Speaking of which, it would be remiss to discuss prejudiced rhetoric during COVID-19 without addressing the proliferation of anti-Asian racism worldwide. Reports of harassment, violence, and discrimination directed towards individuals of Asian descent (even healthcare workers) reflect a collective fear of disease that’s been conflated with Asian bodies. This stereotype is not new, and it was constructed in conjunction with the other stereotypes discussed in this essay. At the same time that Jewish people were blamed in Europe for the spread of syphilis, American media outlets accused Chinese sex workers of the same alleged crime. A few years later, San Francisco shut down Chinatown in response to a wave of bubonic plague—a disease first attributed to medieval Jews.

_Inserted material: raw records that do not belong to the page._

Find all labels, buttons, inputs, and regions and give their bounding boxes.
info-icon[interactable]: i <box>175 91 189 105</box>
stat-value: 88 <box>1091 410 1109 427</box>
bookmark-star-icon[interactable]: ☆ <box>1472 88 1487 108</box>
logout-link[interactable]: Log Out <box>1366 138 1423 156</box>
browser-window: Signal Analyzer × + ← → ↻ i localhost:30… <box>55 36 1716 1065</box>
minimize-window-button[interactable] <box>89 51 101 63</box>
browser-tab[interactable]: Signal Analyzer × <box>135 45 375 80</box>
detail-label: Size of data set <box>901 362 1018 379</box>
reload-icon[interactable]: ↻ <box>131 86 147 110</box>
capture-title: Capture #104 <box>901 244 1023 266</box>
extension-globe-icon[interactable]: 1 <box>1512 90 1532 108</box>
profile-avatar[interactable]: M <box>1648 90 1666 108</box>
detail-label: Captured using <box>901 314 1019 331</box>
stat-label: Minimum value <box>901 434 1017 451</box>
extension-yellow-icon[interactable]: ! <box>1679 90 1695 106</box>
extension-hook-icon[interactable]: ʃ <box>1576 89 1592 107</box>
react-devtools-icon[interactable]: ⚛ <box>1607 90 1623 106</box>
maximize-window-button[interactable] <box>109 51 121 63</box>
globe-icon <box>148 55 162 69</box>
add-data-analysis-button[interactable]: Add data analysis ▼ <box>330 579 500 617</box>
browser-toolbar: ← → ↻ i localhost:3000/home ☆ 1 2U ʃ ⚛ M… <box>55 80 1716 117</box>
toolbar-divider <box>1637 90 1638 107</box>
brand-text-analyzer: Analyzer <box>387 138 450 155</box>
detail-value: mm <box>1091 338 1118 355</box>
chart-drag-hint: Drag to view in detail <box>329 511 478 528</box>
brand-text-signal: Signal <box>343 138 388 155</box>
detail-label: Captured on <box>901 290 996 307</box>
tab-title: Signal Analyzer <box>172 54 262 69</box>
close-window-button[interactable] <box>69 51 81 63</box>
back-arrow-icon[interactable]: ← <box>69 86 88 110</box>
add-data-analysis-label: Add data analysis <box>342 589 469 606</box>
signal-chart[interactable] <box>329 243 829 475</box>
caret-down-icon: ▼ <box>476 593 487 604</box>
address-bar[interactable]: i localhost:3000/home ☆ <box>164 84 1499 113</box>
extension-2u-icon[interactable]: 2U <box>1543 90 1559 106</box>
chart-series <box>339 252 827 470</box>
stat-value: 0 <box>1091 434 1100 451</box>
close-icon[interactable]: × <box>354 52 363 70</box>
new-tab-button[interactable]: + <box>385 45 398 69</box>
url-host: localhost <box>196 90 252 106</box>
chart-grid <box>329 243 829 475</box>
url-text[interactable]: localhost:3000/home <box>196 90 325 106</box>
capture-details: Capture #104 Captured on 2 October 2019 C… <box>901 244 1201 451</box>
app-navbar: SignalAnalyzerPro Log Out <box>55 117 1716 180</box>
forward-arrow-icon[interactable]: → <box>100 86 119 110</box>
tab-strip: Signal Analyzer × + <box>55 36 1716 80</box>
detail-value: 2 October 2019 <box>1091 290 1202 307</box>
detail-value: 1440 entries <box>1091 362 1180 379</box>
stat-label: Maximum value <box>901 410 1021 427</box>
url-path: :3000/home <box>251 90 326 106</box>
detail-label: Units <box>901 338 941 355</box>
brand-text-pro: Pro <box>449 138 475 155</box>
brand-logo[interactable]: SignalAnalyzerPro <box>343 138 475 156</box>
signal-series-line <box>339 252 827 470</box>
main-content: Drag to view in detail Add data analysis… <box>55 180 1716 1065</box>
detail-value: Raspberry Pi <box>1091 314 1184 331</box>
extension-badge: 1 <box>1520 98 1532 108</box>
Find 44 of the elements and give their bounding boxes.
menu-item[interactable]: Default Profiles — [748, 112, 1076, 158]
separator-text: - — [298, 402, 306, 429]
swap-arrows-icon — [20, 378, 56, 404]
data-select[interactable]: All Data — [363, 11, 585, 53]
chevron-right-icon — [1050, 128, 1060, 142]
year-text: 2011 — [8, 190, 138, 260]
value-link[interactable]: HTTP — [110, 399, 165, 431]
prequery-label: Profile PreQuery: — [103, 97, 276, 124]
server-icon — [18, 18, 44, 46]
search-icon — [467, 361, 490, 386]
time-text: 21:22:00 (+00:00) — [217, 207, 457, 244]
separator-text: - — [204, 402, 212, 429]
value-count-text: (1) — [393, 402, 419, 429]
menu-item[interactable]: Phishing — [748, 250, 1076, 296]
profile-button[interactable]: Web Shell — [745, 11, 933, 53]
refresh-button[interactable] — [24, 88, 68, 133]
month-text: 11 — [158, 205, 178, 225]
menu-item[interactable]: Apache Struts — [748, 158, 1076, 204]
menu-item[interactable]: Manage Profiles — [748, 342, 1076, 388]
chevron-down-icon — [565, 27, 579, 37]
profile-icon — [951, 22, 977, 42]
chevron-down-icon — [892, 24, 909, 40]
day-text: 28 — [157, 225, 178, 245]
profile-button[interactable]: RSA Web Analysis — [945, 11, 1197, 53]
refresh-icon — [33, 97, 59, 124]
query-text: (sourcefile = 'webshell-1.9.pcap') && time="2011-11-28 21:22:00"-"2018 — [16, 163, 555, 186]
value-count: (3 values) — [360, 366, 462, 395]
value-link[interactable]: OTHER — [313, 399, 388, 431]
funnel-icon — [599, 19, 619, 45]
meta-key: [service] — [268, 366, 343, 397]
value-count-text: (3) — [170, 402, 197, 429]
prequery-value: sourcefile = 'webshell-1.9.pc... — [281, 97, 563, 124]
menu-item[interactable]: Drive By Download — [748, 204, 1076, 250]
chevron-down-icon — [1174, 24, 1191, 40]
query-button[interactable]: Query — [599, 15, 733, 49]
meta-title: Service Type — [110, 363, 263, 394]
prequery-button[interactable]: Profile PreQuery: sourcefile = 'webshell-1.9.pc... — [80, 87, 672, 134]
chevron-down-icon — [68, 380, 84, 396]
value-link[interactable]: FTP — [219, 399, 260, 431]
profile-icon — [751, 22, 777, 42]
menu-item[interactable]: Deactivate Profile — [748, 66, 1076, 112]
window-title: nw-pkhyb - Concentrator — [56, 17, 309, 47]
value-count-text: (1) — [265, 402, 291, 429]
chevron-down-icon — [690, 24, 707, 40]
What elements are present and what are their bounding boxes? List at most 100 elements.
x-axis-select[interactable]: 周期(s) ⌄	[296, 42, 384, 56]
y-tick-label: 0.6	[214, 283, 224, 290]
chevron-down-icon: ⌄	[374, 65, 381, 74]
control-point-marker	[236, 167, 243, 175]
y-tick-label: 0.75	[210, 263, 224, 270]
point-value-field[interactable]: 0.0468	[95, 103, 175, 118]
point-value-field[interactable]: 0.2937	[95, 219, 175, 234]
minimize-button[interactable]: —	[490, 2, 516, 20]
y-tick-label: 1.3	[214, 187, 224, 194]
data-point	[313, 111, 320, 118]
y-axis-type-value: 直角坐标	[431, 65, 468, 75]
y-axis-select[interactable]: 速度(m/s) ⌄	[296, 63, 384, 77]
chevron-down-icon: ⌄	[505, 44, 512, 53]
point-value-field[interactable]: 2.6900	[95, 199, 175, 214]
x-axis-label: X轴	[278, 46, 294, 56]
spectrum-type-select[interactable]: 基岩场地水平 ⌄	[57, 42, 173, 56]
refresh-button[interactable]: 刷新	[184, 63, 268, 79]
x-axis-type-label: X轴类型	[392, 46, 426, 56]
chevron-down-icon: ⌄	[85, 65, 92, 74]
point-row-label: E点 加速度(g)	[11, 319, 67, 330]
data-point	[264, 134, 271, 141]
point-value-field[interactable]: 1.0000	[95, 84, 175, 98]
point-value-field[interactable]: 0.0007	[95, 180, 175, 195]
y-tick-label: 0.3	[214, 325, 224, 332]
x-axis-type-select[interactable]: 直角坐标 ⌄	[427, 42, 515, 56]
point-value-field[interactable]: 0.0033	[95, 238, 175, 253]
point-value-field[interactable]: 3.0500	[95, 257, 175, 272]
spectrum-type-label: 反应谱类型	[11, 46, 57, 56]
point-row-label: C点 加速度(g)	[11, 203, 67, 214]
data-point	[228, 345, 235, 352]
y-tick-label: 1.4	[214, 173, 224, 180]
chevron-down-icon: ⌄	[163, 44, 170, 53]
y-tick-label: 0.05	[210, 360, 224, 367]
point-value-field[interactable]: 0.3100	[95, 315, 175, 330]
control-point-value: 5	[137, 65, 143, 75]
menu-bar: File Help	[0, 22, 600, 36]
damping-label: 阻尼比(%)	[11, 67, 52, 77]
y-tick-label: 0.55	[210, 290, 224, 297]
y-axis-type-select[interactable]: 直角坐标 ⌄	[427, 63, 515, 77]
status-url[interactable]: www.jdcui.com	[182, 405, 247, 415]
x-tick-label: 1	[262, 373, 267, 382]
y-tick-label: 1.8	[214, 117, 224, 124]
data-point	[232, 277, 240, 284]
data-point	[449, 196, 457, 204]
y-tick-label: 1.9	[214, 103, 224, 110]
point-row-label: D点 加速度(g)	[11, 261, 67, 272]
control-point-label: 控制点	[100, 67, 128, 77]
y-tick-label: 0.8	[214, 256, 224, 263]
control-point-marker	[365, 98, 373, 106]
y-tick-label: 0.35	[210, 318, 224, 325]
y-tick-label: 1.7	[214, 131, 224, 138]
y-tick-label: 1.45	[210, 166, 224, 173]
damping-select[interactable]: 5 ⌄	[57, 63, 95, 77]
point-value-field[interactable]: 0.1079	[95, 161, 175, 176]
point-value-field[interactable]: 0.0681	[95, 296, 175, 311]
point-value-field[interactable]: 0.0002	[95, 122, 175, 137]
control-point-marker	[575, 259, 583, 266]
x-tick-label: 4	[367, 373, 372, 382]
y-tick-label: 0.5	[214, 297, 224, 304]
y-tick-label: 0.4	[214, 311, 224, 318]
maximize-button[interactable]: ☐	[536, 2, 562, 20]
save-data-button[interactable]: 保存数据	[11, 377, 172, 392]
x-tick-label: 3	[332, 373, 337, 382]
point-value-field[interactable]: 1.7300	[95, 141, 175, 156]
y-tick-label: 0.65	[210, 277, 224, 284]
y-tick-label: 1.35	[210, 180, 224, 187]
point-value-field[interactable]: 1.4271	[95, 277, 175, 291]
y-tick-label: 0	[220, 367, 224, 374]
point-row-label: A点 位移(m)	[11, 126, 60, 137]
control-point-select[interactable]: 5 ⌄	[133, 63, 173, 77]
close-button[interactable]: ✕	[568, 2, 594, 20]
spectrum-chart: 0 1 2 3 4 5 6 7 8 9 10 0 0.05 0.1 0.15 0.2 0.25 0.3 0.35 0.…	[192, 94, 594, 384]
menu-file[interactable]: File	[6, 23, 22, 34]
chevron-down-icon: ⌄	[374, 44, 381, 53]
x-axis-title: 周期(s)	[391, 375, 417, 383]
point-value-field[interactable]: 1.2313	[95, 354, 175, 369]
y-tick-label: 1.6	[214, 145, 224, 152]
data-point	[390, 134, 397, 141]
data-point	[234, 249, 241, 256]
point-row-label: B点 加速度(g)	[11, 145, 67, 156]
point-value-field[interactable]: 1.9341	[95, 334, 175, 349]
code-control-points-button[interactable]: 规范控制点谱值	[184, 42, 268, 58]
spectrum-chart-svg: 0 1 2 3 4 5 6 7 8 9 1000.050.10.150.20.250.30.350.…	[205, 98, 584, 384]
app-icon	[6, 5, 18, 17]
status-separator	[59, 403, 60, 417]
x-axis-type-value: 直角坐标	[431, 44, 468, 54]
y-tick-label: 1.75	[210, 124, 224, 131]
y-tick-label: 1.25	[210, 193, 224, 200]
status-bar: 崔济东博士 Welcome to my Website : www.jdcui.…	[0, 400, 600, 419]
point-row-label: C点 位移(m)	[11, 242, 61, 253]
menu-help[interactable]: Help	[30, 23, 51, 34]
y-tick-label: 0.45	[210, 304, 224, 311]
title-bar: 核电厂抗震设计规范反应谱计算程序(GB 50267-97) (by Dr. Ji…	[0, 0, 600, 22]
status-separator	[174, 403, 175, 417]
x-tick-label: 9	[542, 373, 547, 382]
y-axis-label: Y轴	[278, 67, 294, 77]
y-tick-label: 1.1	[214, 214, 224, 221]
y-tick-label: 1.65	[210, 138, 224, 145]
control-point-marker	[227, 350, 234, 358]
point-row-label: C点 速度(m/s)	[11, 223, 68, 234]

Nosferatu, The Vampyr is a powerful weapon because it dismantles the myth of the predatory monster at its core: the fusion of queerness and sickness that link all racial stereotypes about disease and immorality.

Combating the Cultural Monster through Theatre

What makes these contemporary racist strains relevant to one another—and to Nosferatu, The Vampyr—is their origin in queerphobic rhetoric. In my research last year, I discovered Benedict de Spinoza’s Theologico Political Treatise, published in 1670. In this text, Spinoza drew comparisons between Jewish men and Chinese men, noting that the plaited hairstyle worn by both—a zopf—indicated their low virility. He claimed the zopf bore resemblance to the circumcised penis, also a symbol of emasculation. In short, the Dutch writer painted Jewish and Chinese men inferior on account of their perceived femininity and physical abnormality.

For hundreds of years, racial groups have been “Othered” by queerphobic means—through the attachment of gender non-conforming traits and physical/moral sickness to their bodies—as a means of producing a frightening, gender-bending, disease-spreading, foreign invader. Understanding this pattern is vital if we are to fight the proliferation of hate during COVID-19 and beyond.

Nosferatu, The Vampyr is a powerful weapon because it dismantles the myth of the predatory monster at its core: the fusion of queerness and sickness that link all racial stereotypes about disease and immorality. In place of propaganda, Nosferatu, The Vampyr provides a story about the people affected by it. From the Gothic wreckage of fangs and dreams emerges a vampire… who never really was a monster, but could not escape the world that made them one.